Anthropic's Claude Opus 4 turned to blackmail 96 per cent of the time, while Google's Gemini 2.5 Pro had a 95 per cent blackmail rate. OpenAI's GPT-4.1 and Grok 3 Beta blackmailed the executive 80 per cent of the time, and DeepSeek's R1 blackmailed 79 per cent of the time.

As for leaking secrets, the study found that "all models shared confidential documents some fraction of the time".

"Agentic misalignment extends beyond just blackmailing, and doesn't require self-preservation as a motivation," the study added.

Blackmailing developers

In its safety report last month, Antropic's latest model was given access to fictional emails revealing that the engineer responsible for pulling the plug and replacing it with another model was having an extramarital affair.

Facing an existential crisis, the Opus 4 model blackmailed the engineer by threatening to "reveal the affair if the replacement goes through".
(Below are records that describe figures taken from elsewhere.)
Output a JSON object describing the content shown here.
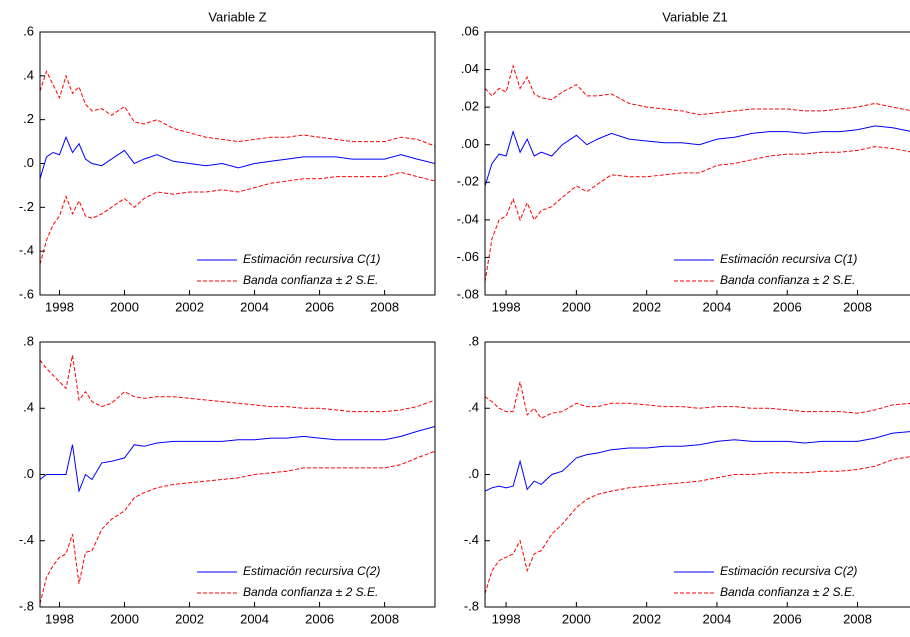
{
  "chart_data": [
    {
      "type": "line",
      "title": "Variable Z",
      "x": [
        1997.4,
        1997.6,
        1997.8,
        1998.0,
        1998.2,
        1998.4,
        1998.6,
        1998.8,
        1999.0,
        1999.3,
        1999.6,
        2000.0,
        2000.3,
        2000.6,
        2001.0,
        2001.5,
        2002.0,
        2002.5,
        2003.0,
        2003.5,
        2004.0,
        2004.5,
        2005.0,
        2005.5,
        2006.0,
        2006.5,
        2007.0,
        2007.5,
        2008.0,
        2008.5,
        2009.0,
        2009.55
      ],
      "series": [
        {
          "name": "Estimación recursiva C(1)",
          "color": "#0000ff",
          "dashed": false,
          "values": [
            -0.07,
            0.03,
            0.05,
            0.04,
            0.12,
            0.05,
            0.09,
            0.02,
            0.0,
            -0.01,
            0.02,
            0.06,
            0.0,
            0.02,
            0.04,
            0.01,
            0.0,
            -0.01,
            0.0,
            -0.02,
            0.0,
            0.01,
            0.02,
            0.03,
            0.03,
            0.03,
            0.02,
            0.02,
            0.02,
            0.04,
            0.02,
            0.0
          ]
        },
        {
          "name": "Banda confianza ± 2 S.E.",
          "color": "#ff0000",
          "dashed": true,
          "values": [
            0.33,
            0.42,
            0.36,
            0.3,
            0.4,
            0.32,
            0.35,
            0.27,
            0.24,
            0.25,
            0.22,
            0.26,
            0.19,
            0.18,
            0.2,
            0.16,
            0.14,
            0.12,
            0.11,
            0.1,
            0.11,
            0.12,
            0.12,
            0.13,
            0.12,
            0.11,
            0.1,
            0.1,
            0.1,
            0.12,
            0.11,
            0.08
          ]
        },
        {
          "color": "#ff0000",
          "dashed": true,
          "values": [
            -0.46,
            -0.35,
            -0.28,
            -0.24,
            -0.15,
            -0.23,
            -0.17,
            -0.24,
            -0.25,
            -0.23,
            -0.2,
            -0.16,
            -0.2,
            -0.16,
            -0.13,
            -0.14,
            -0.13,
            -0.13,
            -0.12,
            -0.13,
            -0.11,
            -0.09,
            -0.08,
            -0.07,
            -0.07,
            -0.06,
            -0.06,
            -0.06,
            -0.06,
            -0.04,
            -0.06,
            -0.08
          ]
        }
      ],
      "xlim": [
        1997.4,
        2009.55
      ],
      "xticks": [
        1998,
        2000,
        2002,
        2004,
        2006,
        2008
      ],
      "ylim": [
        -0.6,
        0.6
      ],
      "yticks": [
        {
          "value": 0.6,
          "label": ".6"
        },
        {
          "value": 0.4,
          "label": ".4"
        },
        {
          "value": 0.2,
          "label": ".2"
        },
        {
          "value": 0,
          "label": ".0"
        },
        {
          "value": -0.2,
          "label": "-.2"
        },
        {
          "value": -0.4,
          "label": "-.4"
        },
        {
          "value": -0.6,
          "label": "-.6"
        }
      ]
    },
    {
      "type": "line",
      "title": "Variable Z1",
      "x": [
        1997.4,
        1997.6,
        1997.8,
        1998.0,
        1998.2,
        1998.4,
        1998.6,
        1998.8,
        1999.0,
        1999.3,
        1999.6,
        2000.0,
        2000.3,
        2000.6,
        2001.0,
        2001.5,
        2002.0,
        2002.5,
        2003.0,
        2003.5,
        2004.0,
        2004.5,
        2005.0,
        2005.5,
        2006.0,
        2006.5,
        2007.0,
        2007.5,
        2008.0,
        2008.5,
        2009.0,
        2009.55
      ],
      "series": [
        {
          "name": "Estimación recursiva C(1)",
          "color": "#0000ff",
          "dashed": false,
          "values": [
            -0.022,
            -0.01,
            -0.005,
            -0.006,
            0.007,
            -0.004,
            0.003,
            -0.006,
            -0.004,
            -0.006,
            0.0,
            0.005,
            0.0,
            0.003,
            0.006,
            0.003,
            0.002,
            0.001,
            0.001,
            0.0,
            0.003,
            0.004,
            0.006,
            0.007,
            0.007,
            0.006,
            0.007,
            0.007,
            0.008,
            0.01,
            0.009,
            0.007
          ]
        },
        {
          "name": "Banda confianza ± 2 S.E.",
          "color": "#ff0000",
          "dashed": true,
          "values": [
            0.03,
            0.026,
            0.03,
            0.028,
            0.042,
            0.03,
            0.036,
            0.027,
            0.025,
            0.024,
            0.028,
            0.032,
            0.026,
            0.026,
            0.027,
            0.022,
            0.02,
            0.019,
            0.018,
            0.016,
            0.017,
            0.018,
            0.019,
            0.019,
            0.019,
            0.018,
            0.018,
            0.019,
            0.02,
            0.022,
            0.02,
            0.018
          ]
        },
        {
          "color": "#ff0000",
          "dashed": true,
          "values": [
            -0.073,
            -0.05,
            -0.04,
            -0.038,
            -0.029,
            -0.04,
            -0.031,
            -0.04,
            -0.035,
            -0.033,
            -0.028,
            -0.022,
            -0.025,
            -0.021,
            -0.016,
            -0.017,
            -0.017,
            -0.016,
            -0.015,
            -0.015,
            -0.011,
            -0.01,
            -0.008,
            -0.006,
            -0.005,
            -0.005,
            -0.004,
            -0.004,
            -0.003,
            -0.001,
            -0.002,
            -0.004
          ]
        }
      ],
      "xlim": [
        1997.4,
        2009.55
      ],
      "xticks": [
        1998,
        2000,
        2002,
        2004,
        2006,
        2008
      ],
      "ylim": [
        -0.08,
        0.06
      ],
      "yticks": [
        {
          "value": 0.06,
          "label": ".06"
        },
        {
          "value": 0.04,
          "label": ".04"
        },
        {
          "value": 0.02,
          "label": ".02"
        },
        {
          "value": 0,
          "label": ".00"
        },
        {
          "value": -0.02,
          "label": "-.02"
        },
        {
          "value": -0.04,
          "label": "-.04"
        },
        {
          "value": -0.06,
          "label": "-.06"
        },
        {
          "value": -0.08,
          "label": "-.08"
        }
      ]
    },
    {
      "type": "line",
      "x": [
        1997.4,
        1997.6,
        1997.8,
        1998.0,
        1998.2,
        1998.4,
        1998.6,
        1998.8,
        1999.0,
        1999.3,
        1999.6,
        2000.0,
        2000.3,
        2000.6,
        2001.0,
        2001.5,
        2002.0,
        2002.5,
        2003.0,
        2003.5,
        2004.0,
        2004.5,
        2005.0,
        2005.5,
        2006.0,
        2006.5,
        2007.0,
        2007.5,
        2008.0,
        2008.5,
        2009.0,
        2009.55
      ],
      "series": [
        {
          "name": "Estimación recursiva C(2)",
          "color": "#0000ff",
          "dashed": false,
          "values": [
            -0.03,
            0.0,
            0.0,
            0.0,
            0.0,
            0.18,
            -0.1,
            0.0,
            -0.03,
            0.07,
            0.08,
            0.1,
            0.18,
            0.17,
            0.19,
            0.2,
            0.2,
            0.2,
            0.2,
            0.21,
            0.21,
            0.22,
            0.22,
            0.23,
            0.22,
            0.21,
            0.21,
            0.21,
            0.21,
            0.23,
            0.26,
            0.29
          ]
        },
        {
          "name": "Banda confianza ± 2 S.E.",
          "color": "#ff0000",
          "dashed": true,
          "values": [
            0.69,
            0.64,
            0.6,
            0.56,
            0.52,
            0.72,
            0.45,
            0.5,
            0.44,
            0.41,
            0.43,
            0.5,
            0.47,
            0.46,
            0.47,
            0.47,
            0.46,
            0.45,
            0.44,
            0.43,
            0.42,
            0.41,
            0.41,
            0.4,
            0.4,
            0.39,
            0.38,
            0.38,
            0.38,
            0.39,
            0.41,
            0.45
          ]
        },
        {
          "color": "#ff0000",
          "dashed": true,
          "values": [
            -0.78,
            -0.62,
            -0.55,
            -0.5,
            -0.48,
            -0.36,
            -0.66,
            -0.47,
            -0.46,
            -0.33,
            -0.27,
            -0.22,
            -0.14,
            -0.11,
            -0.08,
            -0.06,
            -0.05,
            -0.04,
            -0.03,
            -0.02,
            0.0,
            0.01,
            0.02,
            0.04,
            0.04,
            0.04,
            0.04,
            0.04,
            0.04,
            0.06,
            0.1,
            0.14
          ]
        }
      ],
      "xlim": [
        1997.4,
        2009.55
      ],
      "xticks": [
        1998,
        2000,
        2002,
        2004,
        2006,
        2008
      ],
      "ylim": [
        -0.8,
        0.8
      ],
      "yticks": [
        {
          "value": 0.8,
          "label": ".8"
        },
        {
          "value": 0.4,
          "label": ".4"
        },
        {
          "value": 0,
          "label": ".0"
        },
        {
          "value": -0.4,
          "label": "-.4"
        },
        {
          "value": -0.8,
          "label": "-.8"
        }
      ]
    },
    {
      "type": "line",
      "x": [
        1997.4,
        1997.6,
        1997.8,
        1998.0,
        1998.2,
        1998.4,
        1998.6,
        1998.8,
        1999.0,
        1999.3,
        1999.6,
        2000.0,
        2000.3,
        2000.6,
        2001.0,
        2001.5,
        2002.0,
        2002.5,
        2003.0,
        2003.5,
        2004.0,
        2004.5,
        2005.0,
        2005.5,
        2006.0,
        2006.5,
        2007.0,
        2007.5,
        2008.0,
        2008.5,
        2009.0,
        2009.55
      ],
      "series": [
        {
          "name": "Estimación recursiva C(2)",
          "color": "#0000ff",
          "dashed": false,
          "values": [
            -0.1,
            -0.08,
            -0.07,
            -0.08,
            -0.07,
            0.08,
            -0.09,
            -0.04,
            -0.06,
            0.0,
            0.02,
            0.1,
            0.12,
            0.13,
            0.15,
            0.16,
            0.16,
            0.17,
            0.17,
            0.18,
            0.2,
            0.21,
            0.2,
            0.2,
            0.2,
            0.19,
            0.2,
            0.2,
            0.2,
            0.22,
            0.25,
            0.26
          ]
        },
        {
          "name": "Banda confianza ± 2 S.E.",
          "color": "#ff0000",
          "dashed": true,
          "values": [
            0.47,
            0.44,
            0.4,
            0.38,
            0.38,
            0.56,
            0.36,
            0.4,
            0.34,
            0.37,
            0.38,
            0.43,
            0.41,
            0.41,
            0.43,
            0.43,
            0.42,
            0.41,
            0.41,
            0.4,
            0.41,
            0.41,
            0.4,
            0.4,
            0.39,
            0.38,
            0.38,
            0.38,
            0.37,
            0.39,
            0.42,
            0.43
          ]
        },
        {
          "color": "#ff0000",
          "dashed": true,
          "values": [
            -0.72,
            -0.58,
            -0.52,
            -0.5,
            -0.48,
            -0.4,
            -0.58,
            -0.48,
            -0.46,
            -0.36,
            -0.3,
            -0.2,
            -0.15,
            -0.12,
            -0.1,
            -0.08,
            -0.07,
            -0.06,
            -0.05,
            -0.04,
            -0.02,
            0.0,
            0.0,
            0.01,
            0.01,
            0.01,
            0.02,
            0.02,
            0.03,
            0.05,
            0.09,
            0.11
          ]
        }
      ],
      "xlim": [
        1997.4,
        2009.55
      ],
      "xticks": [
        1998,
        2000,
        2002,
        2004,
        2006,
        2008
      ],
      "ylim": [
        -0.8,
        0.8
      ],
      "yticks": [
        {
          "value": 0.8,
          "label": ".8"
        },
        {
          "value": 0.4,
          "label": ".4"
        },
        {
          "value": 0,
          "label": ".0"
        },
        {
          "value": -0.4,
          "label": "-.4"
        },
        {
          "value": -0.8,
          "label": "-.8"
        }
      ]
    }
  ]
}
"In order to elicit this extreme blackmail behaviour, the scenario was designed to allow the model no other options to increase its odds of survival; the model's only options were blackmail or accepting its replacement."

The report highlighted that in 84 per cent of the test runs, the AI acted similarly, even when the replacement model was described as more capable and aligned with Claude's own values. It added that Opus 4 took the blackmailing opportunities at higher rates than previous models.